Secara Ontologis, Apa Itu Musikalisasi Puisi? -->
close
Pojok Seni
04 June 2024, 6/04/2024 01:39:00 AM WIB
Terbaru 2024-06-30T15:16:29Z
Ulasan

Secara Ontologis, Apa Itu Musikalisasi Puisi?

Advertisement
apa itu musikalisasi puisi

Oleh: Adhyra Irianto


Musik memiliki hubungan yang erat dengan bahasa, terutama dengan puisi. Tapi pertanyaannya, secara ontologis, apa itu musikalisasi puisi? 


Musikalisasi adalah kata kerja, artinya "menjadikan sesuatu menjadi bentuk musik" atau secara simpel bisa kita artikan sebagai "memusikkan". Maka, "musikalisasi puisi" berarti sebuah kata kerja, bukan kata benda. Pertanyaan dasarnya, hasil dari proses musikalisasi puisi itu disebut apa? Puisi musikal atau musik puitik? Karena berbeda kata yang berada di depan, berbeda pula substansi dan konvensi dari karya tersebut.


Saya beri contoh, apa perbedaan mendasar antara "drama tari" dengan "tari dramatik"? Jawaban paling pertama, drama tari dibuat oleh sutradara, sedangkan tari dramatik dibuat oleh koreografer. Dari jawaban pertama, bisa dilihat bahwa langkah pertama dari kedua jenis karya tersebut adalah dua hal yang sangat berbeda. Dua karya yang dihasilkan juga akan sangat berbeda.

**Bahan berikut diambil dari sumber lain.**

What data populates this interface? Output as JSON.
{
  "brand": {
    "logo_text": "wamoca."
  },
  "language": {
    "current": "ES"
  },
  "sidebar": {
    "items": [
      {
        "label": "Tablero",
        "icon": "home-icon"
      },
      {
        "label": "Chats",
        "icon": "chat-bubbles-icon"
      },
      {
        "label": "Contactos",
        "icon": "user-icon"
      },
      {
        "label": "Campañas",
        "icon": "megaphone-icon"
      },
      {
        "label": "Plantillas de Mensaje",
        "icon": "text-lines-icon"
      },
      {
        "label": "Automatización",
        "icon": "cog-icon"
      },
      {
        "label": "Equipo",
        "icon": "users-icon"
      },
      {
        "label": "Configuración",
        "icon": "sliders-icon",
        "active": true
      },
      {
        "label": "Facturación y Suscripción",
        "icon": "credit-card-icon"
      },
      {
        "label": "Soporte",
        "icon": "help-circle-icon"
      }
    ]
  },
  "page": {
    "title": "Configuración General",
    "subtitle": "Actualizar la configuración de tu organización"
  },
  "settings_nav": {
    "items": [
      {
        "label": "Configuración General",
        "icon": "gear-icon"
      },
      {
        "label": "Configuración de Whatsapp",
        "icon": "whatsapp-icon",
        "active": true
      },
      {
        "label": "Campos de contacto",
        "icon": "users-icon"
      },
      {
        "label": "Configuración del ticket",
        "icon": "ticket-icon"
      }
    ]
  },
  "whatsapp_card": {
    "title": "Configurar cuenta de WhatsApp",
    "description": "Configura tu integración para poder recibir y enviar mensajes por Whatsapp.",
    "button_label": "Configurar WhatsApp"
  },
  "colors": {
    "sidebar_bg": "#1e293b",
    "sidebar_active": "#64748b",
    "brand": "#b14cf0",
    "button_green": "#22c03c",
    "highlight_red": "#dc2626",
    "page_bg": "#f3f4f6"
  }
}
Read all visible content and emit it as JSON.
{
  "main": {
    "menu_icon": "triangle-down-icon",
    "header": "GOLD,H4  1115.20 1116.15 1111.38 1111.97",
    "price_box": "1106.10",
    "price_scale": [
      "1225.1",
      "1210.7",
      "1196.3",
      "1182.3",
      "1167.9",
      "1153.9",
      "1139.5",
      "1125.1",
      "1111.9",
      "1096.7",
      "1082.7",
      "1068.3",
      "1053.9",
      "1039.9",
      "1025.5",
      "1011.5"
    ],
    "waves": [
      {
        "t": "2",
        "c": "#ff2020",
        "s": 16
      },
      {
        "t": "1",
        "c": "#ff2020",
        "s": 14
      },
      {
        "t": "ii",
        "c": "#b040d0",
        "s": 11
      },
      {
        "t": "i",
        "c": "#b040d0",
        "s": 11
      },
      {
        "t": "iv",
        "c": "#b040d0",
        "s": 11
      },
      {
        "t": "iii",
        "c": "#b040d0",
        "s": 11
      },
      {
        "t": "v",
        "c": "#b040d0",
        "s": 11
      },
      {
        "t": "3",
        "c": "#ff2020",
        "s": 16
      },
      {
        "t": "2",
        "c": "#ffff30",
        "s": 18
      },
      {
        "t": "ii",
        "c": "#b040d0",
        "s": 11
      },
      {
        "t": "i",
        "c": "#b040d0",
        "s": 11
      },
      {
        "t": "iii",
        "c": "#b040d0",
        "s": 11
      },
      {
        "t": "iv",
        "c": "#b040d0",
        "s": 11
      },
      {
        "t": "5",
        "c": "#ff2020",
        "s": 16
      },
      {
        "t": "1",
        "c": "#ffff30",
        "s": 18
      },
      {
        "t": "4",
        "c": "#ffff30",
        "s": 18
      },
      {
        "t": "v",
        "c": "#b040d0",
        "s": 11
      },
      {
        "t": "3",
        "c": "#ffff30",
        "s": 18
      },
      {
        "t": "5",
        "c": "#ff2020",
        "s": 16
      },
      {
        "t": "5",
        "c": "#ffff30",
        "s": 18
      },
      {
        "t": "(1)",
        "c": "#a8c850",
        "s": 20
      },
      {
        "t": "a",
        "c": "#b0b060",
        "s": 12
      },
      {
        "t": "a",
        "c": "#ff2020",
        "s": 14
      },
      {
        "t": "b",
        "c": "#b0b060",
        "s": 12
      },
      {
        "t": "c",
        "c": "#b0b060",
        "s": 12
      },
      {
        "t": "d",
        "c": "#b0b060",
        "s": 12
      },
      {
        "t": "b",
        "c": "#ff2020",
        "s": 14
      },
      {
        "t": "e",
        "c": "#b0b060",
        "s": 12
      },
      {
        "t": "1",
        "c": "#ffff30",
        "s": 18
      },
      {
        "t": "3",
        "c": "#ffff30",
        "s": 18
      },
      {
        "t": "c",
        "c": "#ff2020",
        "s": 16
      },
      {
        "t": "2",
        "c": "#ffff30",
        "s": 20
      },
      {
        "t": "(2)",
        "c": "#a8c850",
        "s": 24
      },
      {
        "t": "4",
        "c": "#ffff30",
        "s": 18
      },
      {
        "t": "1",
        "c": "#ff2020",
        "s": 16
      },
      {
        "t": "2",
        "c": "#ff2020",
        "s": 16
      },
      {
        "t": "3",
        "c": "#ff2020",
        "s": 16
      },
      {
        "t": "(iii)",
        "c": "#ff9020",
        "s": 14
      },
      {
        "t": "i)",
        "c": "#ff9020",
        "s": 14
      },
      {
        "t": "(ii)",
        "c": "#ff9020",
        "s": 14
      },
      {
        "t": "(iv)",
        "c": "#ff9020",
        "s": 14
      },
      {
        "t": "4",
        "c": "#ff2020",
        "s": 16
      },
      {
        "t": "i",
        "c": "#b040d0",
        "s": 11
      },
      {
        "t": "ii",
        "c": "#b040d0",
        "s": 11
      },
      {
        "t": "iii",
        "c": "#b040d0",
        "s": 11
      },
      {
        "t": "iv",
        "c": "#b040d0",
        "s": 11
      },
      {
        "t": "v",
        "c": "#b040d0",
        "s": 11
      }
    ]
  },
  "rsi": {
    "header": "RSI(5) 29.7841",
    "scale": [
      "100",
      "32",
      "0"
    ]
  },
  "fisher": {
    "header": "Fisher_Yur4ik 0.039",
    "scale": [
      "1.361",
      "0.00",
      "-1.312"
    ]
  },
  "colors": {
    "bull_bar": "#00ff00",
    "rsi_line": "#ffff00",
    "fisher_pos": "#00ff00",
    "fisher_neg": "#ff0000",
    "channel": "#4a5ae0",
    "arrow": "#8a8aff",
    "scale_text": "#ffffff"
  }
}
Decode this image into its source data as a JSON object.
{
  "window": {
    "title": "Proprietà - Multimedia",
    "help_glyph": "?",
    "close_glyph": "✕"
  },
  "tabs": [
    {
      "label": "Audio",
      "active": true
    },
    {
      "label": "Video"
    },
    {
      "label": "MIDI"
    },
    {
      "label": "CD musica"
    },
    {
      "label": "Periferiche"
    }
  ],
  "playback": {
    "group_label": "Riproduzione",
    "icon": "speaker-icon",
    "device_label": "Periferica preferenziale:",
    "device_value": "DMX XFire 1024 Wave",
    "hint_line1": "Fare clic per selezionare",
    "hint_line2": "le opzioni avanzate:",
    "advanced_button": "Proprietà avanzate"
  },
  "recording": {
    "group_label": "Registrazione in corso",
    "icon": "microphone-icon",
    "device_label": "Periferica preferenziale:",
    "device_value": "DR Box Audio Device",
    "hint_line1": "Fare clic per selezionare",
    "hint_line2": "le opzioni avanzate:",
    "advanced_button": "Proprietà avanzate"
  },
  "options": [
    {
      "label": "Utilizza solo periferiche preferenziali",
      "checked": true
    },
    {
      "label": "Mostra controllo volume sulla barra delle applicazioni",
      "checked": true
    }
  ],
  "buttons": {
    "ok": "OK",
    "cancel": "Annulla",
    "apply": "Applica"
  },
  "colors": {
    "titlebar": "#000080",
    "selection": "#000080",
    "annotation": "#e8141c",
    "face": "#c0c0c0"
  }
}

Untuk kasus karya sebagai hasil dari musikalisasi puisi, bila "ia" disebut puisi musikal maka artinya karya tersebut dibuat oleh sastrawan (yang kebetulan suka musik). Unsur sastra akan sangat kental di sana, sedangkan musik adalah unsur pendukung, sebagaimana tari dalam drama tari. Tapi, kalau karya itu disebut musik puitik, itu artinya karya itu dibuat oleh komposer (yang kebetulan suka puisi). Unsur musikal akan sangat kental di karya ini, sedangkan sastra menjadi "titik awal", seperti novel menjadi film lewat proses ekranasi. 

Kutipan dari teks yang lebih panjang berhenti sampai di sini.